Stability Control for Distributed Drive Electric Vehicles Using Particle Filter and Fuzzy Integral Sliding Mode Control

The Distributed Drive Electric Vehicles (DDEVs) features independently controllable torque at each wheel, with motors that respond quickly and precisely, effectively enhancing vehicle stability. Traditional vehicles typically employ hydraulic braking systems as actuators for Electronic Stability Control (ESC). In contrast, DDEVs can also achieve ESC control requirements with four independent drive motors. However, there are significant differences in control precision and response speed between the two types of actuators, rendering traditional ESC control strategies unsuitable for DDEVs. This paper proposes a layered ESC control strategy for DDEVs based on Particle Filte (PF) and Fuzzy Integral Sliding Mode Control (FISMC). First, the state estimation layer utilizes the PF algorithm to accurately estimate the center-of-gravity sideslip angle.
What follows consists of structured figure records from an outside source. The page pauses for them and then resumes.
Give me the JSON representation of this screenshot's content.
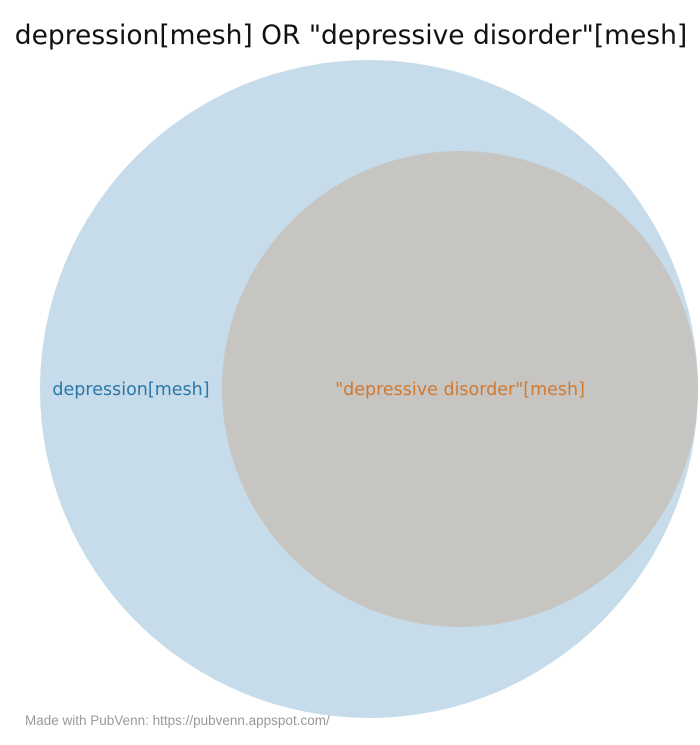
{
  "title": "depression[mesh] OR \"depressive disorder\"[mesh]",
  "sets": [
    {
      "name": "depression[mesh]",
      "fill": "#c6dcea",
      "label_color": "#2a77aa"
    },
    {
      "name": "\"depressive disorder\"[mesh]",
      "fill": "#c6c5c2",
      "label_color": "#cf7a32"
    }
  ],
  "footer": "Made with PubVenn: https://pubvenn.appspot.com/"
}
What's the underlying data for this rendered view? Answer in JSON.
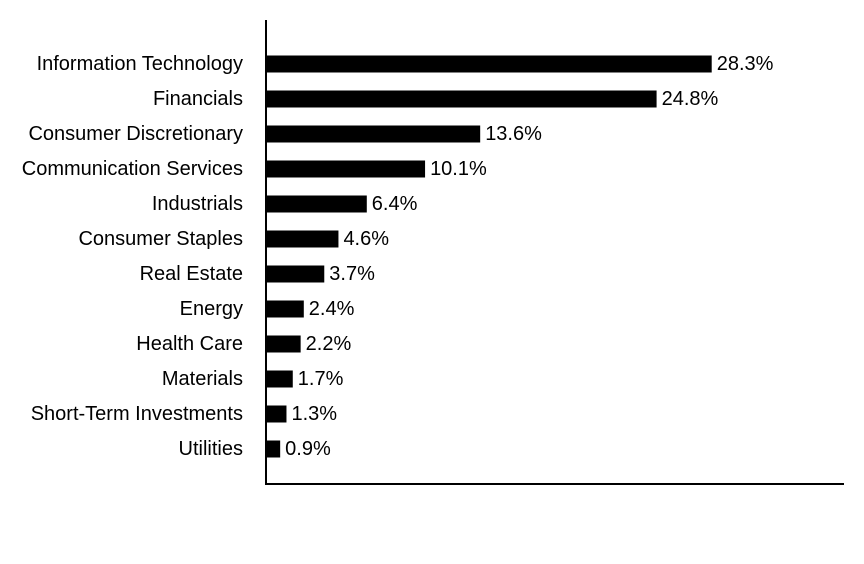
{
  "chart_data": {
    "type": "bar",
    "orientation": "horizontal",
    "categories": [
      "Information Technology",
      "Financials",
      "Consumer Discretionary",
      "Communication Services",
      "Industrials",
      "Consumer Staples",
      "Real Estate",
      "Energy",
      "Health Care",
      "Materials",
      "Short-Term Investments",
      "Utilities"
    ],
    "values": [
      28.3,
      24.8,
      13.6,
      10.1,
      6.4,
      4.6,
      3.7,
      2.4,
      2.2,
      1.7,
      1.3,
      0.9
    ],
    "value_labels": [
      "28.3%",
      "24.8%",
      "13.6%",
      "10.1%",
      "6.4%",
      "4.6%",
      "3.7%",
      "2.4%",
      "2.2%",
      "1.7%",
      "1.3%",
      "0.9%"
    ],
    "unit": "%",
    "xlim": [
      0,
      36.7
    ],
    "bar_color": "#000000",
    "grid": false,
    "legend": "none"
  }
}
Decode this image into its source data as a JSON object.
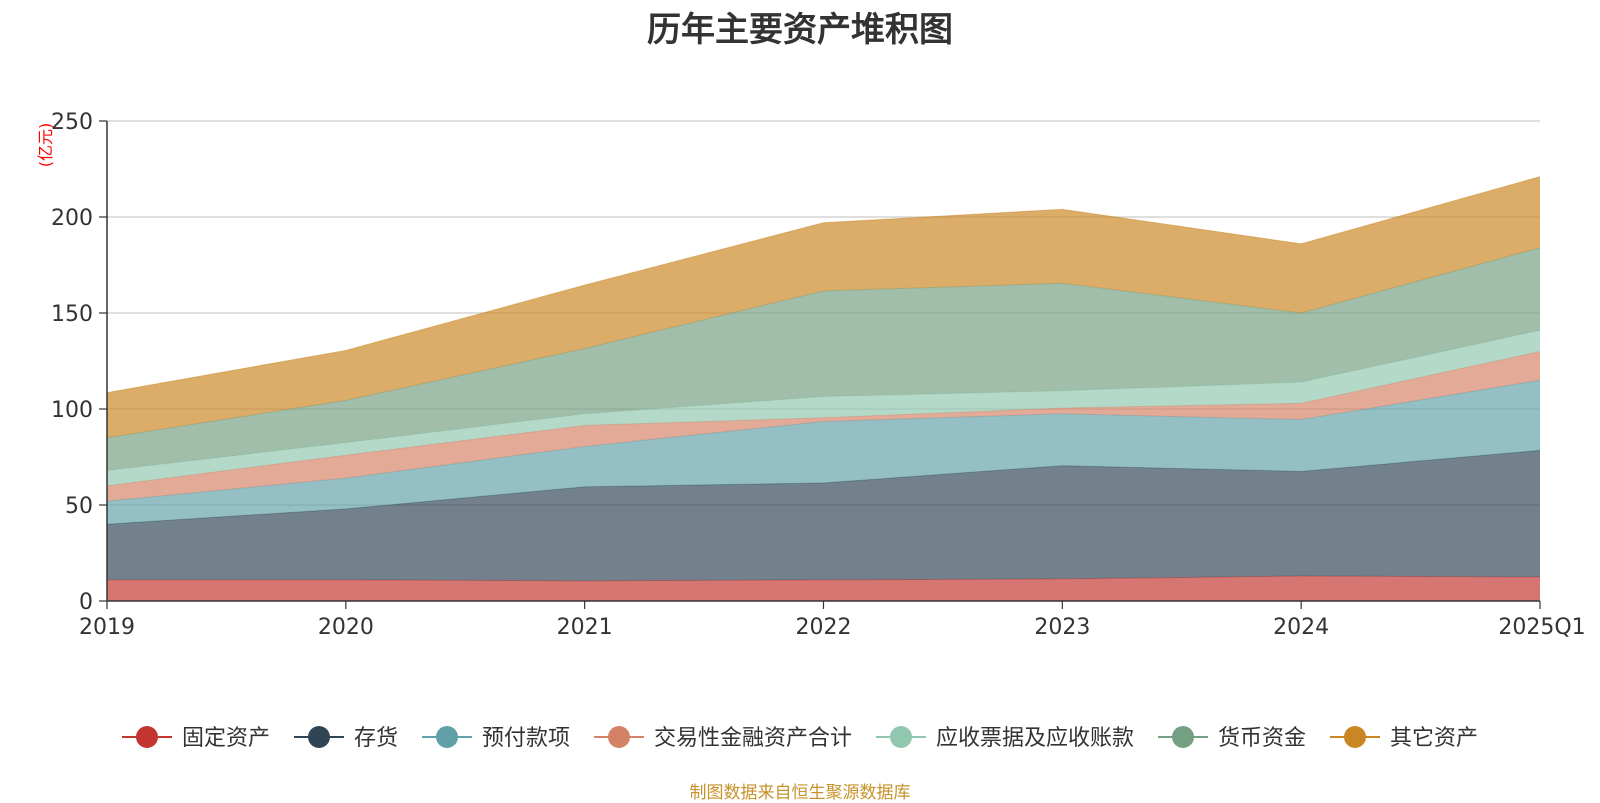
{
  "title": "历年主要资产堆积图",
  "source": "制图数据来自恒生聚源数据库",
  "chart_data": {
    "type": "area",
    "stacked": true,
    "title": "历年主要资产堆积图",
    "ylabel": "(亿元)",
    "ylim": [
      0,
      250
    ],
    "yticks": [
      "0",
      "50",
      "100",
      "150",
      "200",
      "250"
    ],
    "categories": [
      "2019",
      "2020",
      "2021",
      "2022",
      "2023",
      "2024",
      "2025Q1"
    ],
    "grid": true,
    "legend_position": "bottom",
    "series": [
      {
        "name": "固定资产",
        "color": "#c23531",
        "values": [
          11,
          11,
          10.5,
          11,
          11.5,
          13,
          12.5
        ]
      },
      {
        "name": "存货",
        "color": "#2f4554",
        "values": [
          29,
          37,
          49,
          50.5,
          59,
          54.5,
          66
        ]
      },
      {
        "name": "预付款项",
        "color": "#61a0a8",
        "values": [
          12,
          16,
          21,
          32,
          27,
          27,
          36.5
        ]
      },
      {
        "name": "交易性金融资产合计",
        "color": "#d48265",
        "values": [
          8,
          12,
          11,
          2,
          3,
          8.5,
          15
        ]
      },
      {
        "name": "应收票据及应收账款",
        "color": "#91c7ae",
        "values": [
          8,
          6.5,
          6,
          11,
          9,
          11,
          11
        ]
      },
      {
        "name": "货币资金",
        "color": "#749f83",
        "values": [
          17,
          22,
          34,
          55,
          56,
          36,
          43
        ]
      },
      {
        "name": "其它资产",
        "color": "#ca8622",
        "values": [
          23.5,
          26,
          33,
          35.5,
          38.5,
          36,
          37
        ]
      }
    ]
  }
}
The target torque decision layer consists of a PI vehicle speed tracking controller and a yaw moment controller. The yaw moment controller uses the FISMC algorithm to determine the additional yaw moment based on deviations between the actual and ideal values of the yaw rate and center-of-gravity sideslip angle, dynamically adjusting the sliding mode surface according to vehicle state and driving conditions. Finally, the target torque allocation layer dynamically distributes drive and regenerative braking torques to each wheel based on variations in tire vertical load. Compared to traditional ESC control strategies, the proposed control strategy is validated through joint simulations in MATLAB/Simulink and CarSim under double lane change and J-turn conditions. The results demonstrate that the proposed strategy offers high precision in estimating the center-of-gravity sideslip angle, effectively adapts to changes in driving conditions while maintaining stable vehicle speed, and improves the stability control performance of the DDEVs.